DTA: KEY TO PROTECTING YOUR FOREIGN INCOME
Many South Africans living and working abroad may need to consider what their tax treatment legally should be when taking into account the Double Taxation Agreement (“DTA”) between South Africa and the country they are now residing in.
While there is a great possibility that a taxpayer may need to pay tax on their foreign income in South Africa, utilising a DTA may be the silver lining needed for tax relief. However, very specific requirements must be met and a DTA does not apply automatically.

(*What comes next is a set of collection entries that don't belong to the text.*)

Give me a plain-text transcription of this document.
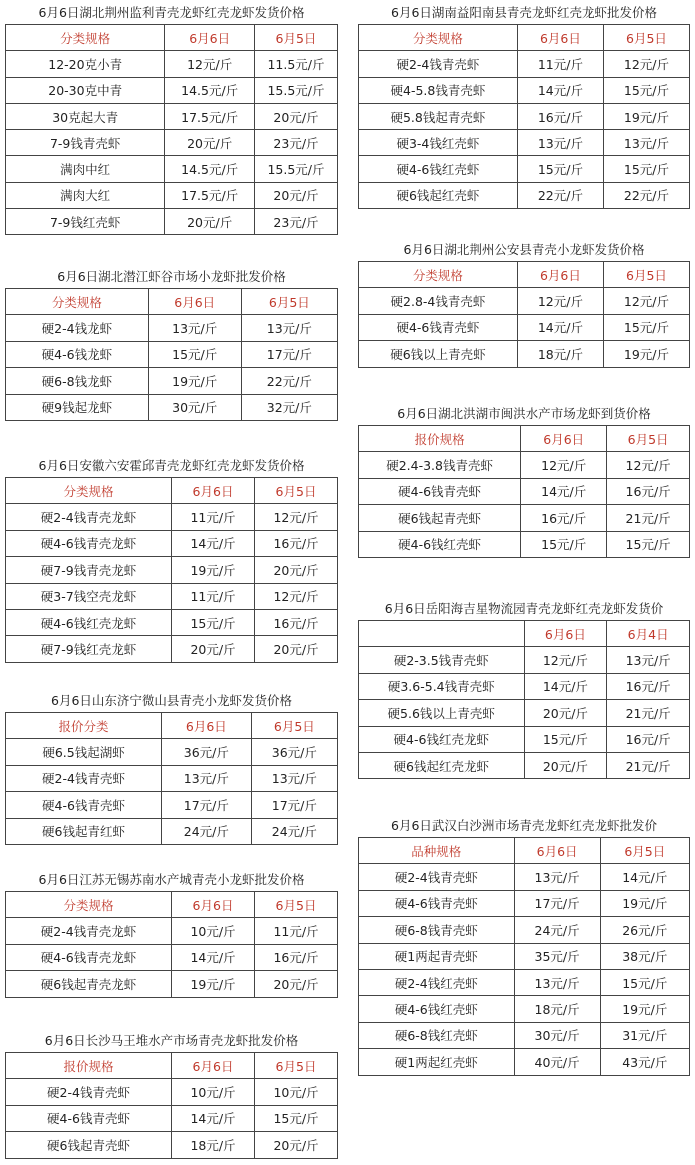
6月6日湖北荆州监利青壳龙虾红壳龙虾发货价格
分类规格	6月6日	6月5日
12-20克小青	12元/斤	11.5元/斤
20-30克中青	14.5元/斤	15.5元/斤
30克起大青	17.5元/斤	20元/斤
7-9钱青壳虾	20元/斤	23元/斤
满肉中红	14.5元/斤	15.5元/斤
满肉大红	17.5元/斤	20元/斤
7-9钱红壳虾	20元/斤	23元/斤
6月6日湖北潜江虾谷市场小龙虾批发价格
分类规格	6月6日	6月5日
硬2-4钱龙虾	13元/斤	13元/斤
硬4-6钱龙虾	15元/斤	17元/斤
硬6-8钱龙虾	19元/斤	22元/斤
硬9钱起龙虾	30元/斤	32元/斤
6月6日安徽六安霍邱青壳龙虾红壳龙虾发货价格
分类规格	6月6日	6月5日
硬2-4钱青壳龙虾	11元/斤	12元/斤
硬4-6钱青壳龙虾	14元/斤	16元/斤
硬7-9钱青壳龙虾	19元/斤	20元/斤
硬3-7钱空壳龙虾	11元/斤	12元/斤
硬4-6钱红壳龙虾	15元/斤	16元/斤
硬7-9钱红壳龙虾	20元/斤	20元/斤
6月6日山东济宁微山县青壳小龙虾发货价格
报价分类	6月6日	6月5日
硬6.5钱起湖虾	36元/斤	36元/斤
硬2-4钱青壳虾	13元/斤	13元/斤
硬4-6钱青壳虾	17元/斤	17元/斤
硬6钱起青红虾	24元/斤	24元/斤
6月6日江苏无锡苏南水产城青壳小龙虾批发价格
分类规格	6月6日	6月5日
硬2-4钱青壳龙虾	10元/斤	11元/斤
硬4-6钱青壳龙虾	14元/斤	16元/斤
硬6钱起青壳龙虾	19元/斤	20元/斤
6月6日长沙马王堆水产市场青壳龙虾批发价格
报价规格	6月6日	6月5日
硬2-4钱青壳虾	10元/斤	10元/斤
硬4-6钱青壳虾	14元/斤	15元/斤
硬6钱起青壳虾	18元/斤	20元/斤
6月6日湖南益阳南县青壳龙虾红壳龙虾批发价格
分类规格	6月6日	6月5日
硬2-4钱青壳虾	11元/斤	12元/斤
硬4-5.8钱青壳虾	14元/斤	15元/斤
硬5.8钱起青壳虾	16元/斤	19元/斤
硬3-4钱红壳虾	13元/斤	13元/斤
硬4-6钱红壳虾	15元/斤	15元/斤
硬6钱起红壳虾	22元/斤	22元/斤
6月6日湖北荆州公安县青壳小龙虾发货价格
分类规格	6月6日	6月5日
硬2.8-4钱青壳虾	12元/斤	12元/斤
硬4-6钱青壳虾	14元/斤	15元/斤
硬6钱以上青壳虾	18元/斤	19元/斤
6月6日湖北洪湖市闽洪水产市场龙虾到货价格
报价规格	6月6日	6月5日
硬2.4-3.8钱青壳虾	12元/斤	12元/斤
硬4-6钱青壳虾	14元/斤	16元/斤
硬6钱起青壳虾	16元/斤	21元/斤
硬4-6钱红壳虾	15元/斤	15元/斤
6月6日岳阳海吉星物流园青壳龙虾红壳龙虾发货价
	6月6日	6月4日
硬2-3.5钱青壳虾	12元/斤	13元/斤
硬3.6-5.4钱青壳虾	14元/斤	16元/斤
硬5.6钱以上青壳虾	20元/斤	21元/斤
硬4-6钱红壳龙虾	15元/斤	16元/斤
硬6钱起红壳龙虾	20元/斤	21元/斤
6月6日武汉白沙洲市场青壳龙虾红壳龙虾批发价
品种规格	6月6日	6月5日
硬2-4钱青壳虾	13元/斤	14元/斤
硬4-6钱青壳虾	17元/斤	19元/斤
硬6-8钱青壳虾	24元/斤	26元/斤
硬1两起青壳虾	35元/斤	38元/斤
硬2-4钱红壳虾	13元/斤	15元/斤
硬4-6钱红壳虾	18元/斤	19元/斤
硬6-8钱红壳虾	30元/斤	31元/斤
硬1两起红壳虾	40元/斤	43元/斤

Please Note: Not all countries have a DTA with South Africa.
Our multidisciplinary team of tax and legal specialists have assisted many clients in this area of expatriate tax. We assess a client’s circumstances as well as the DTA that would apply to them and thereafter draft a legal tax opinion in terms of section 233 of the Tax Administration Act which provides clarity on where a taxpayer is taxable.
This opinion provides protection from SARS penalties and sets out clearly the taxpayers situation and the law to ensure the correct tax treatment by SARS.